Bollywood Indian Kitchen
1368 Madera Road, Simi Valley
www.bollywoodindiankitchen.com
805-791-3535
$5.99-$16.99


Admittedly, getting out to Simi Valley is rare for me. Living up Ventura Avenue makes the far end of the county nearly inaccessible for a weeknight meal, unless driving an hour one way has been planned for far in advance. As luck would have it, an old friend reached out and invited us to Bollywood Indian Kitchen, nestled in the heart of Simi, and the opportunity to visit came at last. The trip had me reconsidering my hesitancy; the meal was superb.

From traditional tikka dishes to the more obscure but equally delicious curries, Bollywood has it all.

After you reach 30 years of age, it seems that life slows down a bit, for better or worse. In my case, friends made in my 20s have somewhat dispersed, whether via a move across country (or out of the country, for that matter) or simply by drifting apart. It happens, it’s human nature. Fortunately, friendships can be rekindled, as was the case with Steve and Andrew. Both had never been to Bollywood though they live a mere five-minute drive away (45 minutes for myself, I timed).

I’m a vegetarian and my wife is vegan, so Indian restaurants are a perfect middle ground for those who have a more varied diet. After catching up over a 22-ounce bottle of Flying Horse, an Indian lager that is only acceptable over curry, we browsed the menu. You’ll find traditional dishes such as tandoori chicken, chicken tikka (both $13.99) as well as a wide variety of naan and rice dishes. All prime for a weeknight takeout for those seeking something familiar and comforting.

There are also rarer dishes that beg for attention. Bhindi masala ($10.99), a dry curry roasted okra dish, caught my eye, and so we chose it, an order of vegetable biryani ($8.99) and the so-called “sweet naan” ($3.99). Everywhere else “sweet naan” is known as Peshwari naan, naan stuffed with raisins and cashews. Perhaps calling it sweet naan avoids being asked about it repeatedly.

Our friends chose the chicken curry ($13.99), lamb curry ($14.99) and the garlic naan ($2.99). In all, though we were not sharing, the table had what would amount to a good representation of what Bollywood had to offer.

My friend Steve spent three years in Japan as part of his work, and being as obsessed with the Japanese culture as I am, I had to know if he had the opportunity to explore the country.

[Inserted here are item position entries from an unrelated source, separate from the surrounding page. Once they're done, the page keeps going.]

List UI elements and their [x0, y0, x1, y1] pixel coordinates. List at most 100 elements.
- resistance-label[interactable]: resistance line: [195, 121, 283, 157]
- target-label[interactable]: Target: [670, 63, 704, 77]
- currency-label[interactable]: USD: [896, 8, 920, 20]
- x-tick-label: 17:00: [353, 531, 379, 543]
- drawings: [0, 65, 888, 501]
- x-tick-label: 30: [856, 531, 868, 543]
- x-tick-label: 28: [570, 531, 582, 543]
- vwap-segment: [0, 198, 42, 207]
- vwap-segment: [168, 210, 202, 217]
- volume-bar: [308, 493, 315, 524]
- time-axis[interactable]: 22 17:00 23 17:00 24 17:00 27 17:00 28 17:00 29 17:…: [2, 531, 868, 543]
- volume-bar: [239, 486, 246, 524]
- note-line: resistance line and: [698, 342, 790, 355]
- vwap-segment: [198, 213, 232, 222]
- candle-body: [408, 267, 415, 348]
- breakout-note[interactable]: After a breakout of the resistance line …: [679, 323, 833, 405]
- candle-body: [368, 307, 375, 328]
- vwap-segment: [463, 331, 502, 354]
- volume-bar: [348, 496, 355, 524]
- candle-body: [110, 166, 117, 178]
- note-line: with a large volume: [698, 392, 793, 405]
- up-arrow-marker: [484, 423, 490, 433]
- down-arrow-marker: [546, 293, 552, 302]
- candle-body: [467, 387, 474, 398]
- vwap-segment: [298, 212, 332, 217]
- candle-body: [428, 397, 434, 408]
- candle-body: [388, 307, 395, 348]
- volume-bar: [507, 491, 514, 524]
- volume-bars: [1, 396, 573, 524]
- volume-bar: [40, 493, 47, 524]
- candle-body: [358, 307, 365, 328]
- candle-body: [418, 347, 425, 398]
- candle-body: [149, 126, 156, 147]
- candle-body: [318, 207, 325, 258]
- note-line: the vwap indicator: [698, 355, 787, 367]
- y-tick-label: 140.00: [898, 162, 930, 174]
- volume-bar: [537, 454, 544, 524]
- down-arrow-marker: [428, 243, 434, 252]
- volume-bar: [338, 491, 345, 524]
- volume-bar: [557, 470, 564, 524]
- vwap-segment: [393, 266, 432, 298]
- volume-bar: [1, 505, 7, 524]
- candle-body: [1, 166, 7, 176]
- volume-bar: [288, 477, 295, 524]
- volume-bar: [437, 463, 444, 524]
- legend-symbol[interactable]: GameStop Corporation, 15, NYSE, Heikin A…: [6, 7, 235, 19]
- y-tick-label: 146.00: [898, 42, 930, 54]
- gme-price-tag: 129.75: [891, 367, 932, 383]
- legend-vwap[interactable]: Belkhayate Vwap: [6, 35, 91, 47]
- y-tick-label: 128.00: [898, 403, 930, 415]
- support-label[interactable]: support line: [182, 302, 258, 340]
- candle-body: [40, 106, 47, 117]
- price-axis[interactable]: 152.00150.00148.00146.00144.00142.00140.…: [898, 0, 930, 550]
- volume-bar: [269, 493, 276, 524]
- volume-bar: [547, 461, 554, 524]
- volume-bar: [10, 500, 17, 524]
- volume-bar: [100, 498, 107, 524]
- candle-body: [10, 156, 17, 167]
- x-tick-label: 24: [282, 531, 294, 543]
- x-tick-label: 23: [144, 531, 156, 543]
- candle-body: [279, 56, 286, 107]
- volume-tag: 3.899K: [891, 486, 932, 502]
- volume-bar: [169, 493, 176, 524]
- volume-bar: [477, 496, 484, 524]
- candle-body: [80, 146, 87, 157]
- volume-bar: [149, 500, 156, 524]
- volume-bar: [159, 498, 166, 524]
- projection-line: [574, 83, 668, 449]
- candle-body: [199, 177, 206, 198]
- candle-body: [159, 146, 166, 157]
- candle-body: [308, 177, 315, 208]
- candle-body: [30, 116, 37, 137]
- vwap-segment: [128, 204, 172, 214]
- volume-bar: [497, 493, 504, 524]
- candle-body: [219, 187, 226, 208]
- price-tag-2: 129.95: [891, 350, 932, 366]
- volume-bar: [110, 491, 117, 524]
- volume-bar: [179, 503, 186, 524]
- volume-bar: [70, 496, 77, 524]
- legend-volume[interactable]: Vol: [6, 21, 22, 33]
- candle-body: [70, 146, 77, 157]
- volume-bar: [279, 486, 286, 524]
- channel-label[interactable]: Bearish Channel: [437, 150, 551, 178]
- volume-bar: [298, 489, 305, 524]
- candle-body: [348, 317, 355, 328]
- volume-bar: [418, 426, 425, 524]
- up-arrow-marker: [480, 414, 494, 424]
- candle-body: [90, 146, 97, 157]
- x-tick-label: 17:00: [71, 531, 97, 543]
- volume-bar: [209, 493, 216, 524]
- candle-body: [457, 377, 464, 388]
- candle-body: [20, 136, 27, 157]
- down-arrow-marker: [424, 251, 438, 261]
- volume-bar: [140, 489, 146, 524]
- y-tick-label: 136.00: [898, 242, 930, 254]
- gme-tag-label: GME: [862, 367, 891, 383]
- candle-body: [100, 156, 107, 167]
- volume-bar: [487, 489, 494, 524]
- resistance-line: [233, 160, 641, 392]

Sadly, he told me, no. The area he was stationed in was remote and far removed from the big city lights of Tokyo, though he did pass through once. Our dishes arrived to the tune of a Bollywood YouTube playlist above our heads as Steve spoke of Japan, and suddenly we were in India instead.

The curry okra was a dish that I had tried once before in Birmingham, England, and fallen in love with. Here it was quite similar, though with a touch less heat, which is fine. Okra is a tricky vegetable to get right because oftentimes, if cooked improperly, it can become slimy, a word often associated with slugs rather than food. At Bollywood, the okra was handled properly, with a hint of crispness in each bright bite.

The vegetable rice, a staple to any of our Indian nights out, was executed well, too. You’ll find this to be similar to other well-regarded Indian restaurants throughout the county, so order with confidence.

Steve and Andrew told us that the lamb and chicken curries were wonderful. I’ll have to take their word for it. If it’s any indication, both were finished dutifully. As we finished, my wife using the Peshwari naan to soak up the remnants of masala (though, and I’ll never tell her, I feel the Peshwari is more suited for dessert rather than a main course) Andrew ordered another dish to take home, an endorsement of Bollywood’s quality.

The restaurant offers a daily lunch buffet as well, so perhaps, when the mood strikes, a weekday visit to Simi will be in order to sample the rest of the restaurant’s goods. Until then, at least for now I’ll know that a 45-minute drive will be well worth it if we end up at Bollywood.